"It's a sign things are wrong when trees and shrubs are too big for their location. Or paths are overgrown. Or arbors and arches are lost under mounds of foliage. All these are symptoms that a garden has lost its identity."
January 25, 2002
On this day, the Vancouver Sun shared an article by Steve Whysall called Three R’s Hold the Key to Garden Renovation.
The three R’s are Restore, Renovate, and Revitalize.
Here’s an excerpt:
To pull it off, you have got to be honest. You need to look at your garden without sentiment or romanticism and admit (painful as this may be) that things have not worked out as planned and that changes are needed.
For help, you could call in an expert. Someone like Nenagh McCutcheon of Langley is now a specialist at renovating and upgrading gardens that have gone astray.
At one time, Nenagh was a copywriter in advertising… She is now one of Vancouver's ace garden designers.
For example, in West Vancouver, she came to the rescue of a waterfront garden grossly overgrown by red roses and mugo pines.
Most of it had to go," says Nenagh. "To renovate, it's usually a case of digging up 80 percent of what's there, everything that can be lifted and turfing what you don't want, replanting what is worth recycling, and then bringing in new stuff.
What are the signs that a garden needs a makeover?
Loss of structure is the most obvious, Nenagh says.

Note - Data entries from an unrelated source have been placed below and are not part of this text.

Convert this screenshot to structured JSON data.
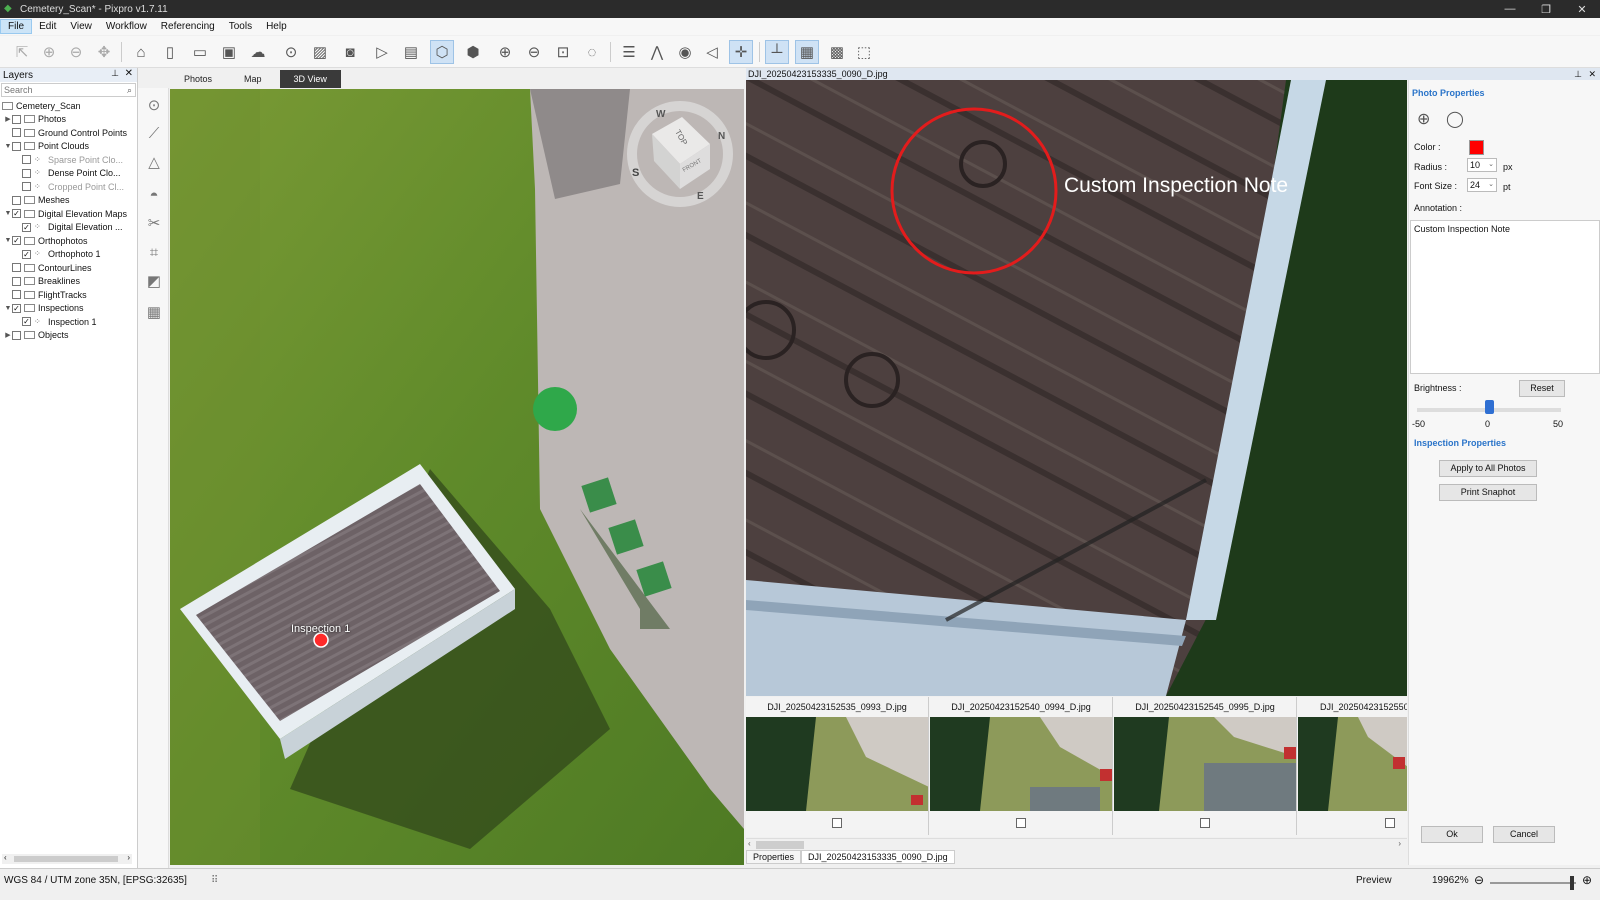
{
  "window": {
    "title": "Cemetery_Scan* - Pixpro v1.7.11"
  },
  "menu": [
    "File",
    "Edit",
    "View",
    "Workflow",
    "Referencing",
    "Tools",
    "Help"
  ],
  "layers": {
    "title": "Layers",
    "search_placeholder": "Search",
    "root": "Cemetery_Scan",
    "items": [
      {
        "label": "Photos",
        "level": 1,
        "expander": "right",
        "checked": false
      },
      {
        "label": "Ground Control Points",
        "level": 1,
        "expander": "",
        "checked": false
      },
      {
        "label": "Point Clouds",
        "level": 1,
        "expander": "down",
        "checked": false
      },
      {
        "label": "Sparse Point Clo...",
        "level": 2,
        "expander": "",
        "checked": false,
        "grey": true
      },
      {
        "label": "Dense Point Clo...",
        "level": 2,
        "expander": "",
        "checked": false
      },
      {
        "label": "Cropped Point Cl...",
        "level": 2,
        "expander": "",
        "checked": false,
        "grey": true
      },
      {
        "label": "Meshes",
        "level": 1,
        "expander": "",
        "checked": false
      },
      {
        "label": "Digital Elevation Maps",
        "level": 1,
        "expander": "down",
        "checked": true
      },
      {
        "label": "Digital Elevation ...",
        "level": 2,
        "expander": "",
        "checked": true
      },
      {
        "label": "Orthophotos",
        "level": 1,
        "expander": "down",
        "checked": true
      },
      {
        "label": "Orthophoto 1",
        "level": 2,
        "expander": "",
        "checked": true
      },
      {
        "label": "ContourLines",
        "level": 1,
        "expander": "",
        "checked": false
      },
      {
        "label": "Breaklines",
        "level": 1,
        "expander": "",
        "checked": false
      },
      {
        "label": "FlightTracks",
        "level": 1,
        "expander": "",
        "checked": false
      },
      {
        "label": "Inspections",
        "level": 1,
        "expander": "down",
        "checked": true
      },
      {
        "label": "Inspection 1",
        "level": 2,
        "expander": "",
        "checked": true
      },
      {
        "label": "Objects",
        "level": 1,
        "expander": "right",
        "checked": false
      }
    ]
  },
  "view_tabs": [
    "Photos",
    "Map",
    "3D View"
  ],
  "view3d": {
    "marker_label": "Inspection 1",
    "compass": {
      "n": "N",
      "s": "S",
      "e": "E",
      "w": "W",
      "top": "TOP",
      "front": "FRONT"
    }
  },
  "photo": {
    "filename": "DJI_20250423153335_0090_D.jpg",
    "annotation_text": "Custom Inspection Note"
  },
  "thumbnails": [
    {
      "name": "DJI_20250423152535_0993_D.jpg"
    },
    {
      "name": "DJI_20250423152540_0994_D.jpg"
    },
    {
      "name": "DJI_20250423152545_0995_D.jpg"
    },
    {
      "name": "DJI_20250423152550"
    }
  ],
  "bottom_tabs": [
    "Properties",
    "DJI_20250423153335_0090_D.jpg"
  ],
  "props": {
    "photo_header": "Photo Properties",
    "color_label": "Color :",
    "color_value": "#ff0000",
    "radius_label": "Radius :",
    "radius_value": "10",
    "radius_unit": "px",
    "font_label": "Font Size :",
    "font_value": "24",
    "font_unit": "pt",
    "annotation_label": "Annotation :",
    "annotation_value": "Custom Inspection Note",
    "brightness_label": "Brightness :",
    "reset": "Reset",
    "bmin": "-50",
    "bmid": "0",
    "bmax": "50",
    "brightness_value": 0,
    "inspection_header": "Inspection Properties",
    "apply_all": "Apply to All Photos",
    "print_snapshot": "Print Snaphot",
    "ok": "Ok",
    "cancel": "Cancel"
  },
  "status": {
    "crs": "WGS 84 / UTM zone 35N, [EPSG:32635]",
    "preview": "Preview",
    "zoom": "19962%"
  }
}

It's a sign things are wrong when trees and shrubs are too big for their location. Or paths are overgrown. Or arbors and arches are lost under mounds of foliage. All these are symptoms that a garden has lost its identity.
Loss of color is another clue.
Perhaps a tree that once had a small canopy now casts so much shade that instead of growing roses, you have to start planting hostas.
Or perhaps plants that were once a comfortable distance apart have grown too close, and the effect is jarring, she says.
The loss of a sense of peace and tranquility is another sign.
And, of course, there is always the fact that you may be simply bored with how your garden looks.
Step one is to evaluate what plants are worth keeping.
Some will be too big to move.
Some can be "shovel pruned," dug up, and tossed out.
The next step is to prune.
Intelligent pruning can change things dramatically. Not only can you end up with a more attractive plant, but the pruning will also let in more light and air so other plants can thrive.
[Another step is to remove old or unwanted plants.]
When you lift plants, it gives you the opportunity to revitalize the soil. Over time old soil can become sour and compact. When you renovate, you empty the border and can bring in new soil."